Mr. Hayden’s book picks up that story line at Fort Meade’s NSA.

“For a signals intelligence agency, we had surprisingly antiquated IT systems, both for ourselves and to target our adversaries,” he wrote. “Shortly after I arrived, I asked, ’How do I send an email to everybody?’ ’Oh, we can’t actually do that,’ was the response.”

Mr. Hayden’s book puts his spin on a series of publicly known events, such as British translator Katherine Gun’s leaking of intelligence documents from inside the supersecret Government Communications Headquarters.

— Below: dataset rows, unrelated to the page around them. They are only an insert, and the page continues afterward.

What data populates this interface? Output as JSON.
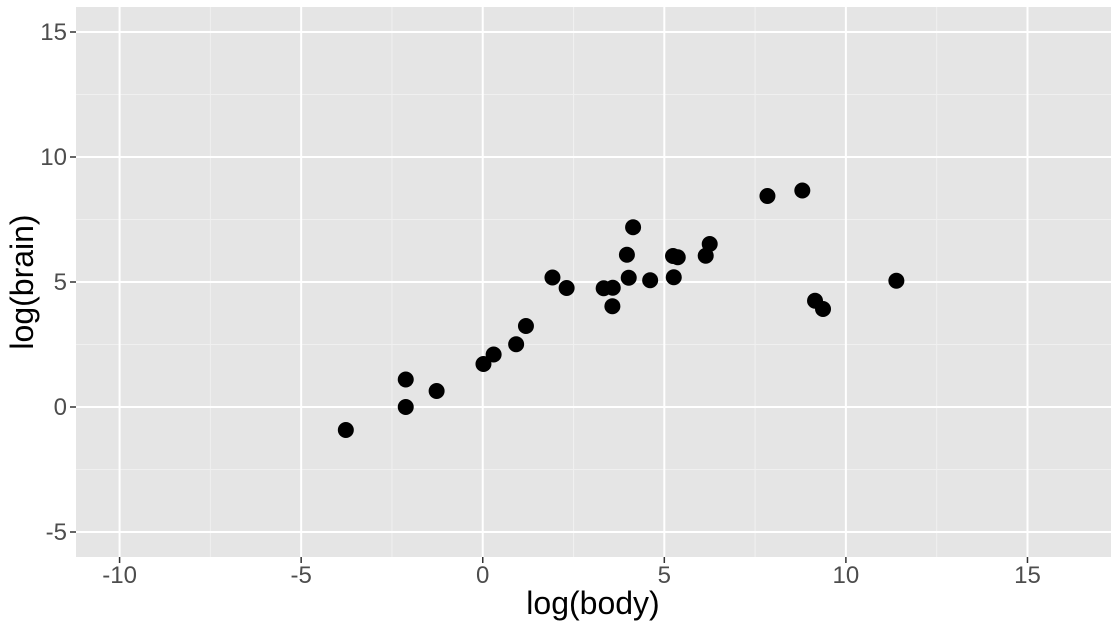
{
  "chart_data": {
    "type": "scatter",
    "title": "",
    "xlabel": "log(body)",
    "ylabel": "log(brain)",
    "xlim": [
      -11.2,
      17.3
    ],
    "ylim": [
      -6,
      16
    ],
    "x_ticks": [
      -10,
      -5,
      0,
      5,
      10,
      15
    ],
    "y_ticks": [
      -5,
      0,
      5,
      10,
      15
    ],
    "grid": true,
    "legend": "none",
    "colors": {
      "panel": "#e5e5e5",
      "grid_major": "#ffffff",
      "grid_minor": "#f0f0f0",
      "point": "#000000",
      "tick": "#333333"
    },
    "points": [
      {
        "x": -3.77,
        "y": -0.92
      },
      {
        "x": -2.12,
        "y": 0.0
      },
      {
        "x": -2.12,
        "y": 1.1
      },
      {
        "x": -1.27,
        "y": 0.64
      },
      {
        "x": 0.02,
        "y": 1.72
      },
      {
        "x": 0.3,
        "y": 2.1
      },
      {
        "x": 0.92,
        "y": 2.51
      },
      {
        "x": 1.19,
        "y": 3.24
      },
      {
        "x": 1.92,
        "y": 5.18
      },
      {
        "x": 2.31,
        "y": 4.76
      },
      {
        "x": 3.33,
        "y": 4.75
      },
      {
        "x": 3.58,
        "y": 4.77
      },
      {
        "x": 3.57,
        "y": 4.03
      },
      {
        "x": 3.97,
        "y": 6.09
      },
      {
        "x": 4.02,
        "y": 5.17
      },
      {
        "x": 4.14,
        "y": 7.19
      },
      {
        "x": 4.61,
        "y": 5.07
      },
      {
        "x": 5.24,
        "y": 6.04
      },
      {
        "x": 5.37,
        "y": 5.99
      },
      {
        "x": 5.26,
        "y": 5.19
      },
      {
        "x": 6.14,
        "y": 6.05
      },
      {
        "x": 6.25,
        "y": 6.52
      },
      {
        "x": 7.84,
        "y": 8.44
      },
      {
        "x": 8.8,
        "y": 8.66
      },
      {
        "x": 9.15,
        "y": 4.25
      },
      {
        "x": 9.37,
        "y": 3.92
      },
      {
        "x": 11.39,
        "y": 5.05
      }
    ]
  }
}
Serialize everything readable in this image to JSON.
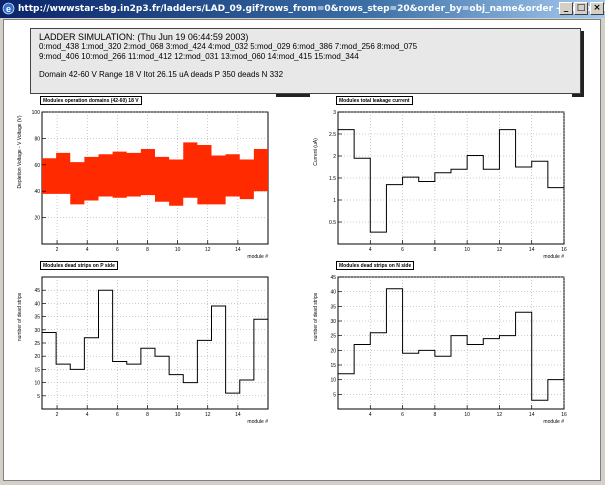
{
  "window": {
    "title": "http://wwwstar-sbg.in2p3.fr/ladders/LAD_09.gif?rows_from=0&rows_step=20&order_by=obj_name&order - Microsoft Internet Explorer",
    "icon": "ie-icon",
    "buttons": [
      "_",
      "□",
      "×"
    ]
  },
  "header": {
    "title": "LADDER SIMULATION: (Thu Jun 19 06:44:59 2003)",
    "modules_row1": "0:mod_438   1:mod_320   2:mod_068   3:mod_424   4:mod_032   5:mod_029   6:mod_386   7:mod_256   8:mod_075",
    "modules_row2": "9:mod_406  10:mod_266  11:mod_412  12:mod_031  13:mod_060  14:mod_415  15:mod_344",
    "summary": "Domain 42-60 V   Range 18 V   Itot 26.15 uA   deads P 350   deads N 332"
  },
  "chart_data": [
    {
      "id": "voltage",
      "type": "area",
      "title": "Modules operation domains (42-60) 18 V",
      "xlabel": "module #",
      "ylabel": "Depletion Voltage - V Voltage (V)",
      "xlim": [
        1,
        16
      ],
      "ylim": [
        0,
        100
      ],
      "yticks": [
        20,
        40,
        60,
        80,
        100
      ],
      "xticks": [
        2,
        4,
        6,
        8,
        10,
        12,
        14
      ],
      "grid": true,
      "color": "#ff2a00",
      "lower": [
        38,
        38,
        30,
        33,
        36,
        35,
        36,
        37,
        32,
        29,
        35,
        30,
        30,
        36,
        34,
        40
      ],
      "upper": [
        65,
        69,
        62,
        66,
        68,
        70,
        69,
        72,
        66,
        64,
        77,
        75,
        67,
        68,
        64,
        72
      ]
    },
    {
      "id": "leakage",
      "type": "line",
      "title": "Modules total leakage current",
      "xlabel": "module #",
      "ylabel": "Current (uA)",
      "xlim": [
        2,
        16
      ],
      "ylim": [
        0,
        3
      ],
      "yticks": [
        0.5,
        1,
        1.5,
        2,
        2.5,
        3
      ],
      "xticks": [
        4,
        6,
        8,
        10,
        12,
        14,
        16
      ],
      "grid": true,
      "values": [
        2.6,
        1.95,
        0.27,
        1.35,
        1.52,
        1.42,
        1.62,
        1.7,
        2.01,
        1.7,
        2.6,
        1.75,
        1.88,
        1.28
      ]
    },
    {
      "id": "deadP",
      "type": "line",
      "title": "Modules dead strips on P side",
      "xlabel": "module #",
      "ylabel": "number of dead strips",
      "xlim": [
        1,
        16
      ],
      "ylim": [
        0,
        50
      ],
      "yticks": [
        5,
        10,
        15,
        20,
        25,
        30,
        35,
        40,
        45
      ],
      "xticks": [
        2,
        4,
        6,
        8,
        10,
        12,
        14
      ],
      "grid": true,
      "values": [
        29,
        17,
        15,
        27,
        45,
        18,
        17,
        23,
        20,
        13,
        10,
        26,
        39,
        6,
        11,
        34
      ]
    },
    {
      "id": "deadN",
      "type": "line",
      "title": "Modules dead strips on N side",
      "xlabel": "module #",
      "ylabel": "number of dead strips",
      "xlim": [
        2,
        16
      ],
      "ylim": [
        0,
        45
      ],
      "yticks": [
        5,
        10,
        15,
        20,
        25,
        30,
        35,
        40,
        45
      ],
      "xticks": [
        4,
        6,
        8,
        10,
        12,
        14,
        16
      ],
      "grid": true,
      "values": [
        12,
        22,
        26,
        41,
        19,
        20,
        18,
        25,
        22,
        24,
        25,
        33,
        3,
        10
      ]
    }
  ]
}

He says it signaled a new breed — unpredictable analysts who saw themselves as citizens of the world as opposed to their country — toiling deep inside intelligence agencies. She was a precursor to former contractor Edward Snowden, who divulged an unprecedented mound of NSA secrets.

Mr. Hayden notes that left-wing activists were accusing the NSA of intercepting all communications while critics in Congress said it wasn’t doing enough to blow up every terrorist plot.

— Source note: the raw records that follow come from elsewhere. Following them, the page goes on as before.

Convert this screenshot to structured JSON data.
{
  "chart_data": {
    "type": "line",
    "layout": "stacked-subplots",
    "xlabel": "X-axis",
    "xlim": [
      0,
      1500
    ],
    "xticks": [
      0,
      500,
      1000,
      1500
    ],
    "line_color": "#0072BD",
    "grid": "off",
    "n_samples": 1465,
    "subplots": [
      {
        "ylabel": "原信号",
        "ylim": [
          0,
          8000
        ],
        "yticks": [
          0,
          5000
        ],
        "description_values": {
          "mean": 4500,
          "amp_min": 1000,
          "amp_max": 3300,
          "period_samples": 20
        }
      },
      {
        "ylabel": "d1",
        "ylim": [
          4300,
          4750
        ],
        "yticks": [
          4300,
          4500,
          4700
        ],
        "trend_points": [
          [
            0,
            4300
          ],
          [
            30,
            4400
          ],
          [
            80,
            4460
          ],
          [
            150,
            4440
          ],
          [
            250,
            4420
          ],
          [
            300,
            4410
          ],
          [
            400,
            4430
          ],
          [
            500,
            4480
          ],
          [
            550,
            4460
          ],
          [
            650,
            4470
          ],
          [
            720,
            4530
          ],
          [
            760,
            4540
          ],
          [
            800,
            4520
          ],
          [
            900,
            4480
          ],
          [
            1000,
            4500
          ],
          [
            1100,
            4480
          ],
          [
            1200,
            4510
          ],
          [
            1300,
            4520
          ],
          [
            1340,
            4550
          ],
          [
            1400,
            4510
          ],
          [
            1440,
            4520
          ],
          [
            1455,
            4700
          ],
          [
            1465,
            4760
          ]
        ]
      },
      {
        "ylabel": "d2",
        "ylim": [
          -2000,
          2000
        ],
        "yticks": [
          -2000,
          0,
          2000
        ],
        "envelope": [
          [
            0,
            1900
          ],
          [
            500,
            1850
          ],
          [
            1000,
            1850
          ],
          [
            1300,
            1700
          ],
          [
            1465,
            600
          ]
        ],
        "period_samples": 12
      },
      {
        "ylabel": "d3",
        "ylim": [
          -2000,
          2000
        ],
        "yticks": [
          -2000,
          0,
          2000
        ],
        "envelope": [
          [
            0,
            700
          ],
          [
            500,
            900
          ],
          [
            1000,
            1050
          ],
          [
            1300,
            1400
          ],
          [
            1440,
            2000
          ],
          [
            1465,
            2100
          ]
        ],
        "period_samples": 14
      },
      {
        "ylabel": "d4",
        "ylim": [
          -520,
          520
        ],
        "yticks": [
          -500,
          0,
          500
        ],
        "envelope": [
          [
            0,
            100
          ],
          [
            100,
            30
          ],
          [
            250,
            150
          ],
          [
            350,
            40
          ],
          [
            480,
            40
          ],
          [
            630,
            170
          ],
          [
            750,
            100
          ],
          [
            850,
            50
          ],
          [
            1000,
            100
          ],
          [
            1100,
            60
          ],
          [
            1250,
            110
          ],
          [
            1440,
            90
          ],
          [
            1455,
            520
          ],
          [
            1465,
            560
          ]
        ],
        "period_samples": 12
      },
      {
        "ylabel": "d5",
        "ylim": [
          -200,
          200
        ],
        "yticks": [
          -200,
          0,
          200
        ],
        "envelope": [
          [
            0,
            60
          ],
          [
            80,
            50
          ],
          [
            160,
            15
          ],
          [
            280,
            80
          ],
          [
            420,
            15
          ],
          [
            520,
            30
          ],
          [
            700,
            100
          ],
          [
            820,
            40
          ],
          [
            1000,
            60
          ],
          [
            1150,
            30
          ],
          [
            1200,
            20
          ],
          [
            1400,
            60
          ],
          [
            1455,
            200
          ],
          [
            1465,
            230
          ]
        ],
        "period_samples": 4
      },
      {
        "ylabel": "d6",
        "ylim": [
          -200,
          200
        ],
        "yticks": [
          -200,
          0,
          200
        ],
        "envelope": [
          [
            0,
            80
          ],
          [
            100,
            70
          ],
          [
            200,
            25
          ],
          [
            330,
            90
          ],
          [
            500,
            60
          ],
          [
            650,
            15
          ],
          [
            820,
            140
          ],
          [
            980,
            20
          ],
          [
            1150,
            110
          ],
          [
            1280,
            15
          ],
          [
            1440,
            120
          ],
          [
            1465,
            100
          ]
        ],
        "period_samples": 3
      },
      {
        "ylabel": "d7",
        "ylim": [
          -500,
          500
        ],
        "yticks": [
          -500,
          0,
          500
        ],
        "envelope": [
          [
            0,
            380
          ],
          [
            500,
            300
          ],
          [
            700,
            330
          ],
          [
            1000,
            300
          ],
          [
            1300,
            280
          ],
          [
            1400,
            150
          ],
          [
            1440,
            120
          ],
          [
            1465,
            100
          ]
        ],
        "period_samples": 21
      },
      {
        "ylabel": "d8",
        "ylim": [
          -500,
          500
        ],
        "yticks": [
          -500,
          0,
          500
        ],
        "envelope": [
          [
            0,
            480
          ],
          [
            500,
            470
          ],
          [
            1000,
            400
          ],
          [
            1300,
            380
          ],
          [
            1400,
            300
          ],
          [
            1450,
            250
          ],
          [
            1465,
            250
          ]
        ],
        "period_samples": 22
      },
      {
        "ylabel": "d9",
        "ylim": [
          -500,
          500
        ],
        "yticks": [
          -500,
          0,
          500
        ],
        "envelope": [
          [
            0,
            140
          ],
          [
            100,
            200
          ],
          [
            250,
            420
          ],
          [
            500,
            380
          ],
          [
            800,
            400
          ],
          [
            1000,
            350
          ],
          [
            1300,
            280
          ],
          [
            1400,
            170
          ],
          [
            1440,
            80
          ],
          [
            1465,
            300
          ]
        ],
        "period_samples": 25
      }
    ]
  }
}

“The irony was powerful: NSA was an agency that was simultaneously being accused of omnipotence and incompetence. It was going deaf and it was reading all of your emails,” he says.

But he abandoned such wry observations when he wrote of the NSA’s bleak budgets of the 1990s. The number of cellphones in the country had ballooned from 16 million to 741 million. The Internet exploded from a few million users to 361 million. Yet on that day in 2000, the NSA crashed.

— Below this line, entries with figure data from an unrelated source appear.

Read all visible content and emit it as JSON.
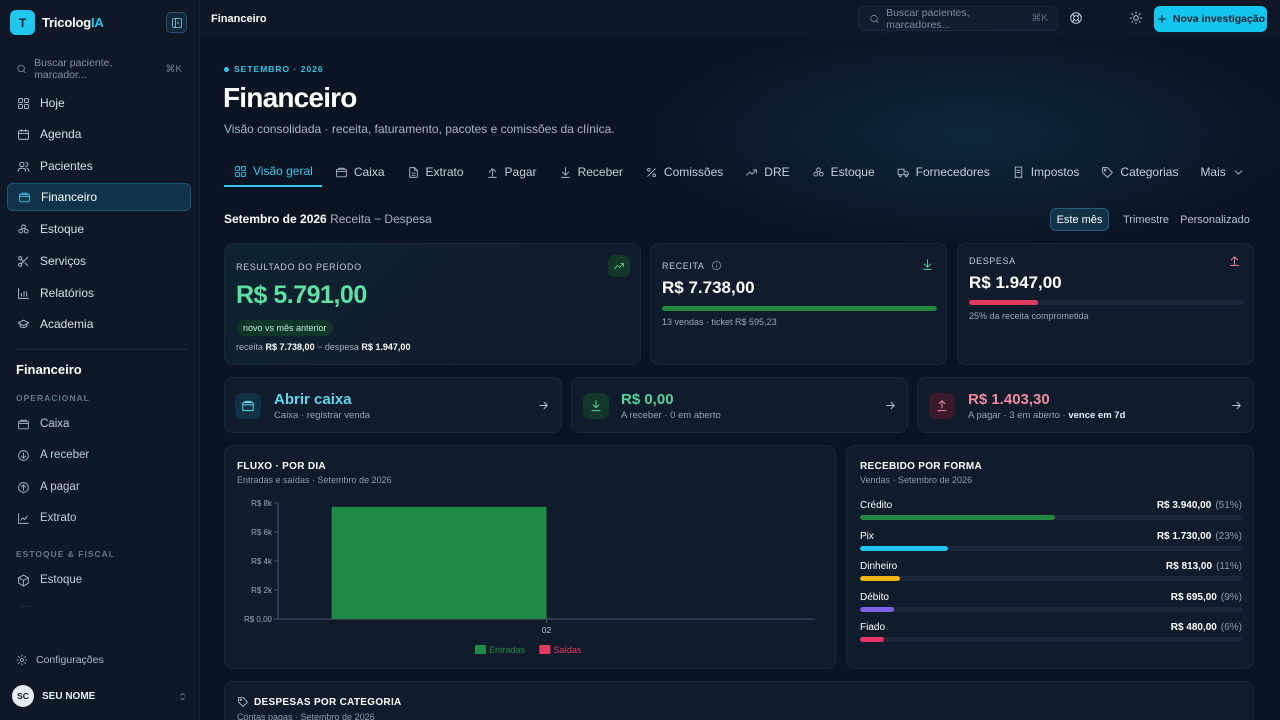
{
  "brand": {
    "name_main": "Tricolog",
    "name_accent": "IA",
    "logo_letter": "T"
  },
  "sidebar": {
    "search_placeholder": "Buscar paciente, marcador...",
    "search_shortcut": "⌘K",
    "nav": [
      {
        "label": "Hoje",
        "icon": "grid-icon"
      },
      {
        "label": "Agenda",
        "icon": "calendar-icon"
      },
      {
        "label": "Pacientes",
        "icon": "users-icon"
      },
      {
        "label": "Financeiro",
        "icon": "wallet-icon",
        "active": true
      },
      {
        "label": "Estoque",
        "icon": "boxes-icon"
      },
      {
        "label": "Serviços",
        "icon": "scissors-icon"
      },
      {
        "label": "Relatórios",
        "icon": "bar-chart-icon"
      },
      {
        "label": "Academia",
        "icon": "graduation-cap-icon"
      }
    ],
    "section_title": "Financeiro",
    "group_operacional": "OPERACIONAL",
    "operacional": [
      {
        "label": "Caixa",
        "icon": "wallet-icon"
      },
      {
        "label": "A receber",
        "icon": "arrow-down-circle-icon"
      },
      {
        "label": "A pagar",
        "icon": "arrow-up-circle-icon"
      },
      {
        "label": "Extrato",
        "icon": "line-chart-icon"
      }
    ],
    "group_estoque": "ESTOQUE & FISCAL",
    "estoque": [
      {
        "label": "Estoque",
        "icon": "package-icon"
      }
    ],
    "settings_label": "Configurações",
    "user_initials": "SC",
    "user_name": "SEU NOME"
  },
  "topbar": {
    "title": "Financeiro",
    "search_placeholder": "Buscar pacientes, marcadores...",
    "search_shortcut": "⌘K",
    "primary_button": "Nova investigação"
  },
  "header": {
    "eyebrow": "SETEMBRO · 2026",
    "title": "Financeiro",
    "subtitle": "Visão consolidada · receita, faturamento, pacotes e comissões da clínica."
  },
  "tabs": [
    {
      "label": "Visão geral",
      "icon": "grid-icon",
      "active": true
    },
    {
      "label": "Caixa",
      "icon": "wallet-icon"
    },
    {
      "label": "Extrato",
      "icon": "file-icon"
    },
    {
      "label": "Pagar",
      "icon": "arrow-up-icon"
    },
    {
      "label": "Receber",
      "icon": "arrow-down-icon"
    },
    {
      "label": "Comissões",
      "icon": "percent-icon"
    },
    {
      "label": "DRE",
      "icon": "trending-up-icon"
    },
    {
      "label": "Estoque",
      "icon": "boxes-icon"
    },
    {
      "label": "Fornecedores",
      "icon": "truck-icon"
    },
    {
      "label": "Impostos",
      "icon": "receipt-icon"
    },
    {
      "label": "Categorias",
      "icon": "tag-icon"
    },
    {
      "label": "Mais",
      "icon": "chevron-down-icon"
    }
  ],
  "period": {
    "title": "Setembro de 2026",
    "formula": "Receita − Despesa",
    "options": [
      "Este mês",
      "Trimestre",
      "Personalizado"
    ],
    "selected": "Este mês"
  },
  "kpis": {
    "resultado": {
      "label": "RESULTADO DO PERÍODO",
      "value": "R$ 5.791,00",
      "pill": "novo vs mês anterior",
      "foot_receita_label": "receita",
      "foot_receita": "R$ 7.738,00",
      "foot_sep": "− despesa",
      "foot_despesa": "R$ 1.947,00"
    },
    "receita": {
      "label": "RECEITA",
      "value": "R$ 7.738,00",
      "bar_fraction": 1.0,
      "foot": "13 vendas · ticket R$ 595,23"
    },
    "despesa": {
      "label": "DESPESA",
      "value": "R$ 1.947,00",
      "bar_fraction": 0.25,
      "foot": "25% da receita comprometida"
    }
  },
  "actions": [
    {
      "title": "Abrir caixa",
      "sub": "Caixa · registrar venda",
      "icon": "wallet-icon",
      "color": "#5fd6ee"
    },
    {
      "title": "R$ 0,00",
      "sub": "A receber · 0 em aberto",
      "icon": "download-icon",
      "color": "#52d49a"
    },
    {
      "title": "R$ 1.403,30",
      "sub_prefix": "A pagar · 3 em aberto · ",
      "sub_strong": "vence em 7d",
      "icon": "upload-icon",
      "color": "#f08aa1"
    }
  ],
  "fluxo": {
    "title": "FLUXO · POR DIA",
    "subtitle": "Entradas e saídas · Setembro de 2026"
  },
  "chart_data": {
    "type": "bar",
    "categories": [
      "02"
    ],
    "series": [
      {
        "name": "Entradas",
        "values": [
          7738
        ],
        "color": "#1f8a45"
      },
      {
        "name": "Saídas",
        "values": [
          0
        ],
        "color": "#e23b60"
      }
    ],
    "y_ticks": [
      "R$ 0,00",
      "R$ 2k",
      "R$ 4k",
      "R$ 6k",
      "R$ 8k"
    ],
    "ylim": [
      0,
      8000
    ],
    "legend_position": "bottom-center"
  },
  "recebido": {
    "title": "RECEBIDO POR FORMA",
    "subtitle": "Vendas · Setembro de 2026",
    "rows": [
      {
        "name": "Crédito",
        "amount": "R$ 3.940,00",
        "pct": "(51%)",
        "fraction": 0.51,
        "color": "#23883f"
      },
      {
        "name": "Pix",
        "amount": "R$ 1.730,00",
        "pct": "(23%)",
        "fraction": 0.23,
        "color": "#1cc6ee"
      },
      {
        "name": "Dinheiro",
        "amount": "R$ 813,00",
        "pct": "(11%)",
        "fraction": 0.105,
        "color": "#f1b50f"
      },
      {
        "name": "Débito",
        "amount": "R$ 695,00",
        "pct": "(9%)",
        "fraction": 0.09,
        "color": "#7a61e8"
      },
      {
        "name": "Fiado",
        "amount": "R$ 480,00",
        "pct": "(6%)",
        "fraction": 0.062,
        "color": "#e8336a"
      }
    ]
  },
  "despesas": {
    "title": "DESPESAS POR CATEGORIA",
    "subtitle": "Contas pagas · Setembro de 2026"
  },
  "colors": {
    "accent": "#1fc7ee",
    "positive": "#5fe0a3",
    "negative": "#e23b60"
  }
}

“Now all those pillars were crumbling,” he said. “Still one of the largest employers in the state of Maryland, NSA had lost 30 percent of its budget and an equivalent slice of its workforce during the 1990s. And instead of one backward, oligarchic, technologically inferior, slow-moving adversary, the agency found itself trying to deploy against elusive terrorist groups, drug cartels, and rogue states, all using cellphones, the Internet and modern communications technology. And that was in addition to the full slate of traditional targets like Russia and China and North Korea.”

He further describes the chaos: “Signals Intelligence, or SIGINT, is a continuous process, a kind of espionage production line where communications are collected, processed, analyzed and reported 24 hours a day. At that moment satellites and earthbound collection points around the world were still intercepting communications, their vast take — telephone calls, faxes, radio signals — still pouring into memory buffers. But once in hand, the data froze. We couldn’t move it. Nobody could access it. Nobody could analyze it.”